Last Minute.

No, è che scusate mi era capitata una di quelle offerte mordi e fuggi giovedì sera.

Sono partita quindi subito, lo sapevano in pochi e mica potevo lasciare, che ne so, un post-it qui sopra.

Il mio luogo di villeggiatura preferito mi ha preso anche senza prenotazione per un solo pernottamento provvisorio, un remise en forme, mi sembra che si dica.

Devo dire che a volte le camere non hanno quelle finiture di pregio e non è che ci sia molta tranquillità per riposare, ma i gestori son bravini e ormai siamo come di famiglia. Mi tengono sempre il posto vicino alla finestra e alla fine si lamentano solo perché io vorrei far troppo casino.

Il problema sono anche i colori delle stanze. Troppo bianco. E anche le divise della servitù danno sul bianco. A volte si sconfina su un tono ganzo di verde, un po’ troppo verde. Insomma, importabile come verde.

Dunque, se fossi stata più superstiziosa di quanto non sia ogni volta che aprivo gli occhi avrei dovuto far scongiuri pensando di non essere trapassata, con tutto quel bianco. Però è bello vedere come lì, la servitù, ogni volta che suoni il campanello arriva. L’altro problema è anche la privacy. Spesso, altri sempre vestiti di bianco, vengono da te e ti riguardano un po’ da cima a fondo, ti alzano lenzuolo e maglietta e tu non puoi neanche dirgli che no, non sono i tuoi tipi. Anche perché spesso sono donne e non hai voglia di dirgli che sei etero, sembra quasi un pregiudizio ovvìa.

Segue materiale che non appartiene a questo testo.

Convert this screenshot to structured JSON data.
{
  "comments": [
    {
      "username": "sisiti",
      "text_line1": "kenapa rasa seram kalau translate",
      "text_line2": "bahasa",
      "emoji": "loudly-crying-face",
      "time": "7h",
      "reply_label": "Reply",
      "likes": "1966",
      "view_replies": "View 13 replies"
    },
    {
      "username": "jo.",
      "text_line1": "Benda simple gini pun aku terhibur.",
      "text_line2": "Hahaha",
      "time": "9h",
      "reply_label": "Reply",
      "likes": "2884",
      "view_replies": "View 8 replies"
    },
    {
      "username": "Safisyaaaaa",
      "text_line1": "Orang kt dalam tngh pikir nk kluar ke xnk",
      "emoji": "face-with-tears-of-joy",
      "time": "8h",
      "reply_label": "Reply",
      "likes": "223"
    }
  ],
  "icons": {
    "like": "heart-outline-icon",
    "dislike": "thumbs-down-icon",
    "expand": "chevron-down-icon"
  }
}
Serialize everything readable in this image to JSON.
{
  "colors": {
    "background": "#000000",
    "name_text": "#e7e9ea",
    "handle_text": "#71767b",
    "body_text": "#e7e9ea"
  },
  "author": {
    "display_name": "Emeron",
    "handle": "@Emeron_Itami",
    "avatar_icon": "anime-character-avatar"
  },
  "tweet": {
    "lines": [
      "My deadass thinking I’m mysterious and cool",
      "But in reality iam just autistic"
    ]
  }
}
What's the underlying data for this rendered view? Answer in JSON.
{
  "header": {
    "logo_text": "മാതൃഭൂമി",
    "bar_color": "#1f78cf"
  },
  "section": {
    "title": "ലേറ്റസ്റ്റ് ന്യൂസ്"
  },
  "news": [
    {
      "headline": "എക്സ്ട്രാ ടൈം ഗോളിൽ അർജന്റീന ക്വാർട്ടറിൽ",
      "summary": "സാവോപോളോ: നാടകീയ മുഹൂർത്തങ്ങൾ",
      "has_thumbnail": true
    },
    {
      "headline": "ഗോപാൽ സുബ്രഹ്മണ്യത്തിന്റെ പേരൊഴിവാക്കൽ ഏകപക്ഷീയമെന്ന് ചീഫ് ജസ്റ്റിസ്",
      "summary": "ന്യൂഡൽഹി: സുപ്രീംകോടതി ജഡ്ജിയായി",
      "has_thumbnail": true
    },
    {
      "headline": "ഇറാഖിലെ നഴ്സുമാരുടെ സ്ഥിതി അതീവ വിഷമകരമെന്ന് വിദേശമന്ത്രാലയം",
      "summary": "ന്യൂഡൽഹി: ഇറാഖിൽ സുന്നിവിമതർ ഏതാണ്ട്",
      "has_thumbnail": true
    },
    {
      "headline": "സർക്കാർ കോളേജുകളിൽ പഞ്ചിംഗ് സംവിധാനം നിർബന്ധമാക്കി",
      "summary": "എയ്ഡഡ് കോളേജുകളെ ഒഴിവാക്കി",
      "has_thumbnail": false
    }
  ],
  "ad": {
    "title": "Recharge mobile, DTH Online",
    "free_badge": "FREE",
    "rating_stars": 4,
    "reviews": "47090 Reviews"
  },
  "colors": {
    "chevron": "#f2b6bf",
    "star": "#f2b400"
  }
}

Il successivo problema sono i divertimenti, non c’è granché. C’è la finestra coi platani che si vedono. C’è il tempo che ha le fregne, come si dice più a sud. C’è che poi magari essendo la struttura vecchia quando trasbordi da un piano all’altro aiutata scazzi un gradino e il piede ti va quasi parallelo alla tibia e -siore e siori- non si spezza ma senti il tendine che deve aver esaurito la sua forza elastica e ti chiedi perché, cazzarola, non eri così resistente nelle gambe quando facevi sport e invece lo sei adesso che devi riandare tanto a letto, al luogo di villeggiatura sopra.

Ah, sì. La cosa bella del luogo di villeggiatura è che ti lasciano sempre un ricordino. Ora è un’altro taglietto, ché c’era un piccolo problemino che mi dava un piccolo dolorino. Ma diciamo che sì, sto minimizzando, anche perché è passata anche stavolta ed è bello ruzzarci su.

Scusate, vado a deprimermi e a disperarmi a letto. Ci sentiamo poscia.


0 thoughts on “Last Minute.”

  1. Quote

    “Spesso, altri sempre vestiti di bianco, vengono da te e ti riguardano un po’ da cima a fondo, ti alzano lenzuolo e maglietta e tu non puoi neanche dirgli che no, non sono i tuoi tipi.Anche perché spesso sono donne”

    Giustamente io mi domando perchè a me non sia mai successo niente di simile, dannazione XD

    Marco

  2. Ah, Fran, io Ci ho da prenotar l’aereo par fine ottobre ma non tiengo voglia. Che mi consigli anche a me ‘sto posto invece di spingersi verso terre sconosciute e nebbiose (nonché piovose)? Altrimenti il riccio si increspa e … SON KAZZI!